I need to explain a little more about the front-end that many programmers are not aware of.  Your system design goal for the front-end is to assume that your company will grow so large that you’re going to have front-end specialists.  These people should be artists who work with HTML, CSS and other front-end languages.  The front-end designer is concerned with usability and aesthetics.  The back-end designer is concerned about accuracy and speed.  These are two different skill sets.  The front-end person should be more of a graphic designer while the back-end person should be a programmer with knowledge of scalability and system performance.  Small companies will hire a programmer to perform both tasks, but a large company must begin to divide their personnel into distinct skill-sets to maximize the quality of their product.

Another overlooked aspect of the front-end is that it is going to become stale.  Somewhere down the road your front-end is going to be ugly compared to the competition.  If your front-end code is nothing more than HTML, CSS, JavaScript and maybe some frameworks, you can change the look and feel of the user interface with minimum disruption.  If you have HTML and JavaScript mixed into your business logic, you’ve got an uphill battle to try and upgrade the look and feel of your system.

The Back-End

When you connect to a database the common and simple method is to use something like ODBC or ADO.  Then SQL statements are sent as strings with parameters to the database directly.  There are many issues with this approach and the current solution is to use an ORM like Entity Framework, NHibernate or even Dapper.  Here’s a list of the advantages of an ORM:

  1. The queries are in LINQ and most errors can be found at compile time.
  2. The context can be easily changed to point to another database technology.
  3. If you including mappings that match your database, you can detect many database problems at compile time, like child to parent relationship issues (attempt to insert a child record with no parent).
  4. An ORM can break dependency with the database and provide an easy method of unit testing.
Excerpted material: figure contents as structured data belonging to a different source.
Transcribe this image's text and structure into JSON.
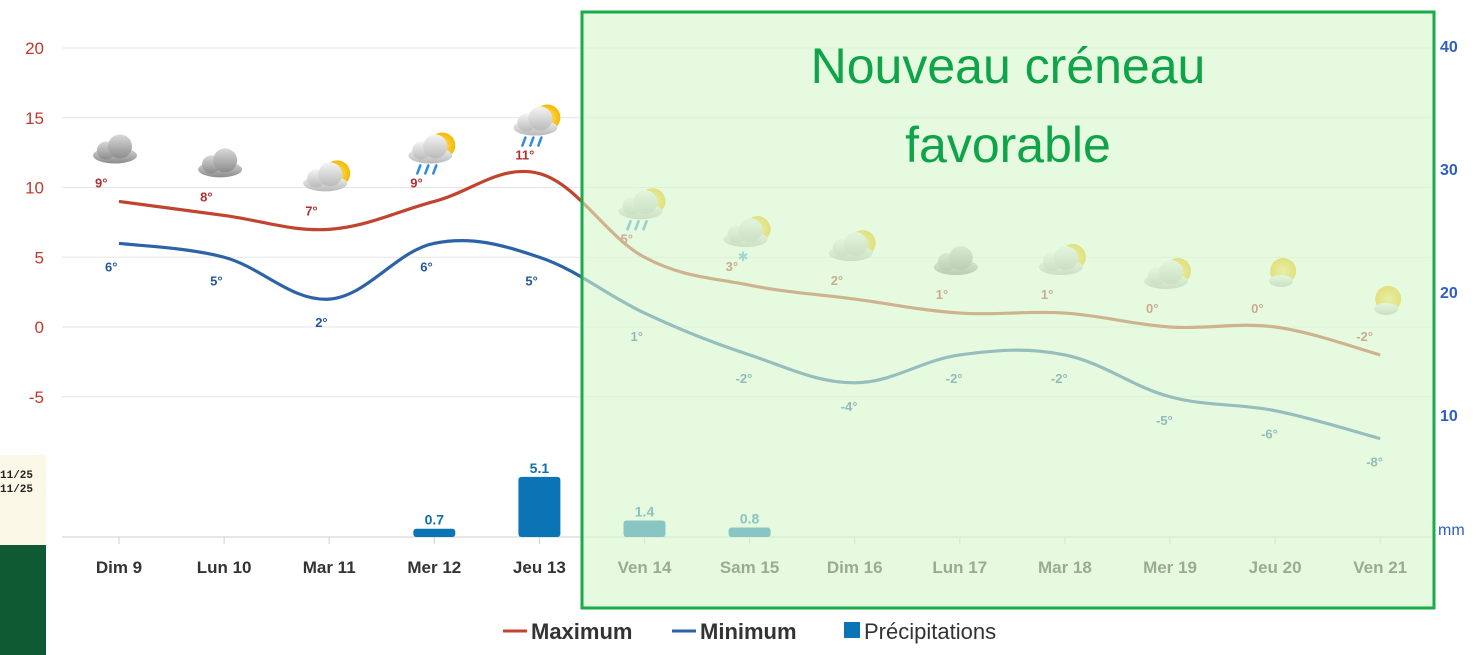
{
  "chart_data": {
    "type": "line",
    "categories": [
      "Dim 9",
      "Lun 10",
      "Mar 11",
      "Mer 12",
      "Jeu 13",
      "Ven 14",
      "Sam 15",
      "Dim 16",
      "Lun 17",
      "Mar 18",
      "Mer 19",
      "Jeu 20",
      "Ven 21"
    ],
    "series": [
      {
        "name": "Maximum",
        "values": [
          9,
          8,
          7,
          9,
          11,
          5,
          3,
          2,
          1,
          1,
          0,
          0,
          -2
        ],
        "color": "#c0442e"
      },
      {
        "name": "Minimum",
        "values": [
          6,
          5,
          2,
          6,
          5,
          1,
          -2,
          -4,
          -2,
          -2,
          -5,
          -6,
          -8
        ],
        "color": "#2b63a6"
      },
      {
        "name": "Précipitations",
        "type": "bar",
        "axis": "right",
        "values": [
          null,
          null,
          null,
          0.7,
          5.1,
          1.4,
          0.8,
          null,
          null,
          null,
          null,
          null,
          null
        ],
        "labels": [
          "",
          "",
          "",
          "0.7",
          "5.1",
          "1.4",
          "0.8",
          "",
          "",
          "",
          "",
          "",
          ""
        ],
        "color": "#0b74b5"
      }
    ],
    "max_labels": [
      "9°",
      "8°",
      "7°",
      "9°",
      "11°",
      "5°",
      "3°",
      "2°",
      "1°",
      "1°",
      "0°",
      "0°",
      "-2°"
    ],
    "min_labels": [
      "6°",
      "5°",
      "2°",
      "6°",
      "5°",
      "1°",
      "-2°",
      "-4°",
      "-2°",
      "-2°",
      "-5°",
      "-6°",
      "-8°"
    ],
    "icons": [
      "cloud-icon",
      "cloud-icon",
      "sun-cloud-icon",
      "sun-rain-icon",
      "sun-rain-icon",
      "sun-rain-icon",
      "sun-snow-icon",
      "sun-cloud-icon",
      "cloud-icon",
      "sun-cloud-icon",
      "sun-cloud-icon",
      "sun-icon",
      "sun-icon"
    ],
    "y_left": {
      "ticks": [
        "20",
        "15",
        "10",
        "5",
        "0",
        "-5"
      ],
      "values": [
        20,
        15,
        10,
        5,
        0,
        -5
      ],
      "ylim": [
        -15,
        20
      ]
    },
    "y_right": {
      "ticks": [
        "40",
        "30",
        "20",
        "10"
      ],
      "values": [
        40,
        30,
        20,
        10
      ],
      "unit": "mm"
    },
    "grid": true,
    "legend": {
      "position": "bottom",
      "items": [
        "Maximum",
        "Minimum",
        "Précipitations"
      ]
    }
  },
  "overlay": {
    "line1": "Nouveau  créneau",
    "line2": "favorable",
    "color": "#0fa34a"
  },
  "sidecard": {
    "date1": "11/25",
    "date2": "11/25"
  }
}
As I mentioned earlier, you must avoid stored procedures, functions and any other database technology specific features.  Don’t back yourself into a corner because MS SQL server had a feature that made it easy to use as an enhancement.  If your system is built around a set of stored procedures, you’ll be in trouble if you want to switch from MS SQL to MySQL, or from MS SQL to Oracle.

Summary

I’m hoping that this blog post is read by a lot of entry-level programmers.  You might have seen the three-tier architecture mentioned in your school book or on a website and didn’t realize what it was all about.  Many articles get into the technical details of how to implement a three-tier architecture using C# or some other language, glossing over the big picture of “why” it’s done this way.  Be aware that there are also other multi-tier architectures that can be employed.  Which technique you use doesn’t really matter as long as you know why it’s done that way.  When you build a real system, you have to be aware of what the implications of your design are going to be five or ten years from now.  If you’re just going to write some code and put it into production, you’ll run into a brick wall before long.  Keep these techniques in mind when you’re building your first system.  It will pay dividends down the road when you can enhance your software just be modifying a small API and tweak some front-end code.